En l’espèce, Monsieur [O] [G] vit seul dans le logement et n’invoque aucune situation de handicap ni problème de santé.
Il n’exerce pas d’activité professionnelle et perçoit le revenu de solidarité active ainsi que la prime d’activité, pour un total mensuel de 635,83 €. Monsieur [O] [G] a déjà bénéficié de plusieurs délais de paiement pour apurer sa dette locative : un échéancier fixé par le jugement du 28 juillet 2023, qu’il n’a pas respecté, puis un protocole de cohésion sociale conclu le 2 février 2024, dont aucune échéance n’a davantage été honorée.

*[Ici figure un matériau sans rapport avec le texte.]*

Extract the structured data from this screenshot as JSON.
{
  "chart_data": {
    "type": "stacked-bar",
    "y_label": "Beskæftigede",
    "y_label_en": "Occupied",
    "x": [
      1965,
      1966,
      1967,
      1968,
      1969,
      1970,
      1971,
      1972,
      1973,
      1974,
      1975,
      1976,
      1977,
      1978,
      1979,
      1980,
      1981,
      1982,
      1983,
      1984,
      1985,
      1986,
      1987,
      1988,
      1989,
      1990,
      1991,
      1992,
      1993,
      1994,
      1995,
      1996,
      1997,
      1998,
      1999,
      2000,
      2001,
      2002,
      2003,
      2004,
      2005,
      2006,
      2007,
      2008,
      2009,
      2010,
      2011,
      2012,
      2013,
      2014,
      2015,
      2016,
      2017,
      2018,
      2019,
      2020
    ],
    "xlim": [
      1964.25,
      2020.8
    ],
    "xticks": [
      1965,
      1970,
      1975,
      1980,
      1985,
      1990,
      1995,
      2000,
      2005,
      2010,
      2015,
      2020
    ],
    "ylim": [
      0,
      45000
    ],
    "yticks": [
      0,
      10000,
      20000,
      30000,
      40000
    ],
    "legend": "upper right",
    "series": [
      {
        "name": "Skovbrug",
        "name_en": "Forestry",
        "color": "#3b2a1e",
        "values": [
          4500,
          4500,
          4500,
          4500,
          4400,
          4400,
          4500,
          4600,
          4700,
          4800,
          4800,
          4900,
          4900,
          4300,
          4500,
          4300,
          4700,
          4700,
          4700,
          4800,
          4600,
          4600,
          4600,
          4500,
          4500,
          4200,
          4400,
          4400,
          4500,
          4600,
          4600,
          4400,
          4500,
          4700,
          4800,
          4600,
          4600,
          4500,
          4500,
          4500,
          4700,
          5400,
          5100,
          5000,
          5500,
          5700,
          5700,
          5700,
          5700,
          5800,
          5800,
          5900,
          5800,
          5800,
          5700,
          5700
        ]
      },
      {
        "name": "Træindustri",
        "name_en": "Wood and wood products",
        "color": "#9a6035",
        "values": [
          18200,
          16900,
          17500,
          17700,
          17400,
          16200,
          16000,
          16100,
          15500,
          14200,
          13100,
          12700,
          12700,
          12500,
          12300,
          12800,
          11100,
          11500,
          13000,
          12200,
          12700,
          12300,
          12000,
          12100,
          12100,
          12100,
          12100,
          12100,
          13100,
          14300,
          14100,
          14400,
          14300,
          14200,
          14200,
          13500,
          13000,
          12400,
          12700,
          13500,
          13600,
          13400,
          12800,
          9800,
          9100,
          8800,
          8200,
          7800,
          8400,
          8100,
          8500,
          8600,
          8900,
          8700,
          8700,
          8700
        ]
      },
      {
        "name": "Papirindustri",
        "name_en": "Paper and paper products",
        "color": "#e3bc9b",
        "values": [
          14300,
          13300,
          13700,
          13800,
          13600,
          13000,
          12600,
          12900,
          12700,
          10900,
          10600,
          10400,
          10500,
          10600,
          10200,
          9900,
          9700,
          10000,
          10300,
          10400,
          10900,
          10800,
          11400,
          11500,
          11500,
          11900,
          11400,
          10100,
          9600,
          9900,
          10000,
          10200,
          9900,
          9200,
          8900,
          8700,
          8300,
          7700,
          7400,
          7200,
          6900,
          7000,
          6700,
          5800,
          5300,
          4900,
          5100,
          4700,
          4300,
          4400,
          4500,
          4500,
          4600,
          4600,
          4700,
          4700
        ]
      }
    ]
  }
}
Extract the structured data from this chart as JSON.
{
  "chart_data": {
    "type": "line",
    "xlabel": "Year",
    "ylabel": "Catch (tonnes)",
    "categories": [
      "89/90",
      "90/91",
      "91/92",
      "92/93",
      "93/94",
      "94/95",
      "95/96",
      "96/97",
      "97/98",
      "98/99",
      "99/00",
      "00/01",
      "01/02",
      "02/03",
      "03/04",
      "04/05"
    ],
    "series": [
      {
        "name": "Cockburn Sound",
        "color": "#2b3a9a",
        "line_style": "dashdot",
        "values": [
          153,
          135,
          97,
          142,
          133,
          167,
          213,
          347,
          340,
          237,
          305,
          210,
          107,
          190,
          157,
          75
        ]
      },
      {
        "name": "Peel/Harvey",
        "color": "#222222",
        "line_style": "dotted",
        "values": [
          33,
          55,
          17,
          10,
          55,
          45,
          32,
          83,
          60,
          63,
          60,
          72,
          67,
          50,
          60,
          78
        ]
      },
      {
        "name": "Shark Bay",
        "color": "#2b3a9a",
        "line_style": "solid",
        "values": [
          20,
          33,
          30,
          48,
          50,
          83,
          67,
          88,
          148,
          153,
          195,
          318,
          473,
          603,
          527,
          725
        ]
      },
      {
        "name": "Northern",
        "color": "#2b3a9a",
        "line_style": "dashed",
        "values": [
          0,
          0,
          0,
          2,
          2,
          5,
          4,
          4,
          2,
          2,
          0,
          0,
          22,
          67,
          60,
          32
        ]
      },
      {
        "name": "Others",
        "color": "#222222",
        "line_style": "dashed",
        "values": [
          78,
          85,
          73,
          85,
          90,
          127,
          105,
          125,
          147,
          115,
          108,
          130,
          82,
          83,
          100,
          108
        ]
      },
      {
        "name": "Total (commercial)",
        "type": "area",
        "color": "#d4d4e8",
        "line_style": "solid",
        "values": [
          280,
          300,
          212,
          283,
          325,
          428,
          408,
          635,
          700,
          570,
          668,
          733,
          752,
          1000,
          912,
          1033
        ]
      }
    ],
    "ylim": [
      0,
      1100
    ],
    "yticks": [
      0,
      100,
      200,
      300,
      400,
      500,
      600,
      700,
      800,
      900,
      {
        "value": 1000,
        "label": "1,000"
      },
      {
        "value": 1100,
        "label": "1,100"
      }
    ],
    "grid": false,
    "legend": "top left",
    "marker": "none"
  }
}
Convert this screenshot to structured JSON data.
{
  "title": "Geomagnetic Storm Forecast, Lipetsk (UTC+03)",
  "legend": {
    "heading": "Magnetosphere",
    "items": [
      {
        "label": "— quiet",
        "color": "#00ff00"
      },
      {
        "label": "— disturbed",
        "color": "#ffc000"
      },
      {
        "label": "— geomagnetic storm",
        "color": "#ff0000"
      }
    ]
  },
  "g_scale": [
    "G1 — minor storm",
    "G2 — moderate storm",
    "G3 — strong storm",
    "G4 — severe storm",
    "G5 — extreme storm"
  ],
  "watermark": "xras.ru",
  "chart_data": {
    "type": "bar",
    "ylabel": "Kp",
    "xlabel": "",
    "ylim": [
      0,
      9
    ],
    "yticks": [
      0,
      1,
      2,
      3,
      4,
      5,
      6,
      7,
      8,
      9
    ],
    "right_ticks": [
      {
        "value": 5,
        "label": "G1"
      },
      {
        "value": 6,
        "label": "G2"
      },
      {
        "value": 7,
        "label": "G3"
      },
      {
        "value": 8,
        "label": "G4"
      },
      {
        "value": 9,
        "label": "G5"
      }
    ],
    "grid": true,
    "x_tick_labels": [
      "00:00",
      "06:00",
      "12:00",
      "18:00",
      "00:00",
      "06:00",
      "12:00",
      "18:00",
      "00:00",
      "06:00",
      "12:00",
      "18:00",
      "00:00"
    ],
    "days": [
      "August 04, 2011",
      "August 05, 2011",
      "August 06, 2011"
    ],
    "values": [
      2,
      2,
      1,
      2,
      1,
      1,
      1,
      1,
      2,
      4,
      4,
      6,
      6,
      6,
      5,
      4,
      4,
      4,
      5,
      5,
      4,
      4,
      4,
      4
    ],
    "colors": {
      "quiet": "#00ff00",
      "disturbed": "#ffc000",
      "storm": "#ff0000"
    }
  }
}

Le décompte versé au dossier montre qu’il n’a effectué que trois paiements depuis le jugement du juge des contentieux de la protection, sans jamais couvrir l’intégralité du loyer ni la part supplémentaire qu’il s’était engagé à verser pour solder sa dette. Ces éléments démontrent que Monsieur [O] [G] n’est pas en mesure de respecter ses engagements.
Enfin, Monsieur [O] [G] n’a entrepris aucune démarche de relogement et demeure passif, alors même qu’un commandement de quitter les lieux est effectif depuis le 20 octobre 2025. La seule constitution d’un dossier de surendettement ne suffit pas à établir sa bonne foi.
En conséquence, il convient de rejeter la demande de délai.
SUR LES DEPENS
Il résulte de l’article 696 du code de procédure civile que la partie perdante est condamnée aux dépens, à moins que le juge, par une décision motivée, n’en mette la totalité ou une fraction à la charge d’une autre partie.
En l’espèce, Monsieur [O] [G] succombe en ses demandes.
En conséquence, il convient de condamner Monsieur [O] [G] aux éventuels dépens de l’instance.
PAR CES MOTIFS
Le juge de l’exécution, statuant après débats en audience publique, par jugement contradictoire, en premier ressort, mis à disposition au greffe,
REJETTE la demande de délai ;
CONDAMNE Monsieur [O] [G] aux dépens ;
RAPPELLE que le présent jugement est immédiatement exécutoire, le délai d’appel et l’appel lui-même des décisions du juge de l’exécution n’ayant pas d’effet suspensif en application de l’article R121-21 du code des procédures civiles d’exécution ;
En foi de quoi le présent jugement a été signé par le juge et le greffier.